1.5 Data Quality After Cleaning
After the cleaning process, we verify that the data quality has improved and document any remaining limitations.

In [None]:
# Check remaining missing values
print("Remaining missing values:")
print(df.isnull().sum())

In [None]:
# Display descriptive statistics of cleaned data
print("\nDescriptive statistics after cleaning:")
df[['Quantity', 'UnitPrice', 'TotalPrice']].describe()

Limitations and Notes:
Missing CustomerID: Approximately 25% of records still have missing CustomerID values. This limits our ability to perform customer-level analysis (e.g., customer lifetime value, retention analysis) for these transactions. However, we retain these records as they are still valuable for product and country-level analysis.

Cancelled transactions excluded: By removing cancellations and returns, we focus on successful sales. However, this means we cannot analyze return patterns or cancellation reasons, which could be valuable for understanding customer satisfaction.
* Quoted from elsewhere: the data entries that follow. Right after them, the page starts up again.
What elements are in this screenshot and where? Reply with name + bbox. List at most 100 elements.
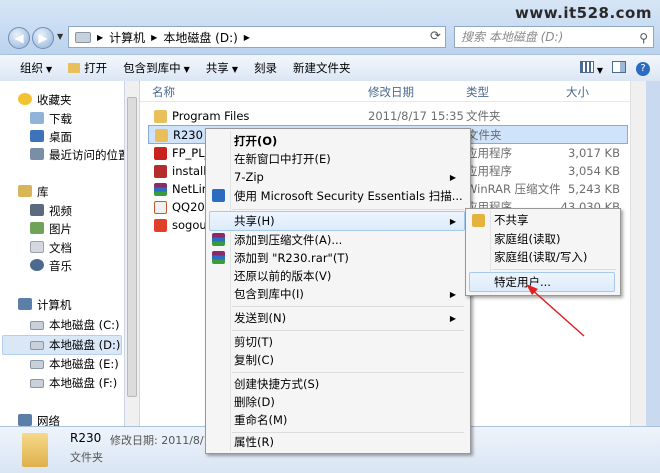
include-in-library-button[interactable]: 包含到库中 ▼	[115, 60, 198, 76]
menu-item-rename[interactable]: 重命名(M)	[234, 411, 287, 430]
burn-button[interactable]: 刻录	[246, 60, 285, 76]
submenu-item-homegroup-read[interactable]: 家庭组(读取)	[494, 230, 560, 249]
help-icon: ?	[636, 62, 650, 76]
nav-videos[interactable]: 视频	[30, 202, 72, 220]
menu-item-7zip[interactable]: 7-Zip ▶	[234, 168, 464, 187]
nav-libraries[interactable]: 库	[18, 183, 49, 201]
menu-label: 发送到(N)	[234, 311, 287, 325]
chevron-down-icon: ▼	[183, 65, 190, 74]
help-button[interactable]: ?	[632, 60, 660, 76]
nav-drive-e[interactable]: 本地磁盘 (E:)	[30, 355, 119, 373]
submenu-item-homegroup-readwrite[interactable]: 家庭组(读取/写入)	[494, 248, 587, 267]
menu-item-cut[interactable]: 剪切(T)	[234, 333, 273, 352]
nav-drive-d[interactable]: 本地磁盘 (D:)	[30, 336, 120, 354]
nav-desktop[interactable]: 桌面	[30, 128, 72, 146]
desktop-icon	[30, 130, 44, 142]
submenu-arrow-icon: ▶	[449, 173, 456, 182]
menu-item-copy[interactable]: 复制(C)	[234, 351, 274, 370]
watermark: www.it528.com	[515, 4, 652, 22]
downloads-icon	[30, 112, 44, 124]
nav-recent-places[interactable]: 最近访问的位置	[30, 146, 124, 164]
menu-separator	[232, 372, 464, 373]
menu-item-create-shortcut[interactable]: 创建快捷方式(S)	[234, 375, 319, 394]
file-list-scrollbar[interactable]	[630, 81, 647, 426]
forward-button[interactable]: ▶	[32, 27, 54, 49]
menu-item-mse-scan[interactable]: 使用 Microsoft Security Essentials 扫描...	[234, 187, 463, 206]
menu-item-send-to[interactable]: 发送到(N) ▶	[234, 309, 464, 328]
nav-network[interactable]: 网络	[18, 412, 60, 426]
nav-drive-e-label: 本地磁盘 (E:)	[49, 357, 119, 371]
column-header-size[interactable]: 大小	[566, 84, 589, 100]
column-header-type[interactable]: 类型	[466, 84, 489, 100]
file-size: 3,054 KB	[567, 164, 620, 178]
menu-item-add-archive[interactable]: 添加到压缩文件(A)...	[234, 231, 342, 250]
nav-music[interactable]: 音乐	[30, 257, 72, 275]
nav-documents[interactable]: 文档	[30, 239, 72, 257]
view-options-button[interactable]: ▼	[577, 60, 606, 76]
nav-drive-d-label: 本地磁盘 (D:)	[49, 338, 121, 352]
annotation-arrow	[526, 284, 585, 337]
back-button[interactable]: ◀	[8, 27, 30, 49]
file-type: 应用程序	[466, 146, 512, 160]
recent-places-icon	[30, 148, 44, 160]
chevron-down-icon: ▼	[46, 65, 53, 74]
computer-icon	[18, 298, 32, 310]
refresh-icon[interactable]: ⟳	[430, 29, 441, 44]
menu-label: 7-Zip	[234, 170, 264, 184]
menu-label: 添加到 "R230.rar"(T)	[234, 251, 349, 265]
new-folder-button[interactable]: 新建文件夹	[285, 60, 359, 76]
nav-drive-c[interactable]: 本地磁盘 (C:)	[30, 316, 120, 334]
drive-icon	[30, 341, 44, 350]
nav-drive-f[interactable]: 本地磁盘 (F:)	[30, 374, 117, 392]
forward-arrow-icon: ▶	[38, 31, 48, 45]
menu-label: 在新窗口中打开(E)	[234, 152, 331, 166]
breadcrumb-computer[interactable]: 计算机	[109, 29, 145, 46]
nav-downloads[interactable]: 下载	[30, 110, 72, 128]
menu-separator	[232, 306, 464, 307]
nav-pictures[interactable]: 图片	[30, 220, 72, 238]
pdf-app-icon	[154, 147, 167, 160]
organize-button[interactable]: 组织 ▼	[12, 60, 60, 76]
folder-open-icon	[68, 63, 81, 73]
menu-item-properties[interactable]: 属性(R)	[234, 433, 274, 452]
open-button[interactable]: 打开	[60, 60, 115, 76]
nav-scrollbar-thumb[interactable]	[127, 97, 137, 397]
menu-label: 添加到压缩文件(A)...	[234, 233, 343, 247]
address-bar[interactable]: ▶ 计算机 ▶ 本地磁盘 (D:) ▶	[68, 26, 446, 48]
column-header-date[interactable]: 修改日期	[368, 84, 414, 100]
column-header-name[interactable]: 名称	[152, 84, 175, 100]
preview-pane-button[interactable]	[606, 60, 632, 76]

Data period: The analysis is limited to the time period covered in the dataset. Seasonal patterns and trends should be interpreted within this context.

Outliers retained: We have not removed statistical outliers (e.g., very large orders) as these may represent legitimate bulk purchases that are important for business analysis. However, they may affect some statistical measures.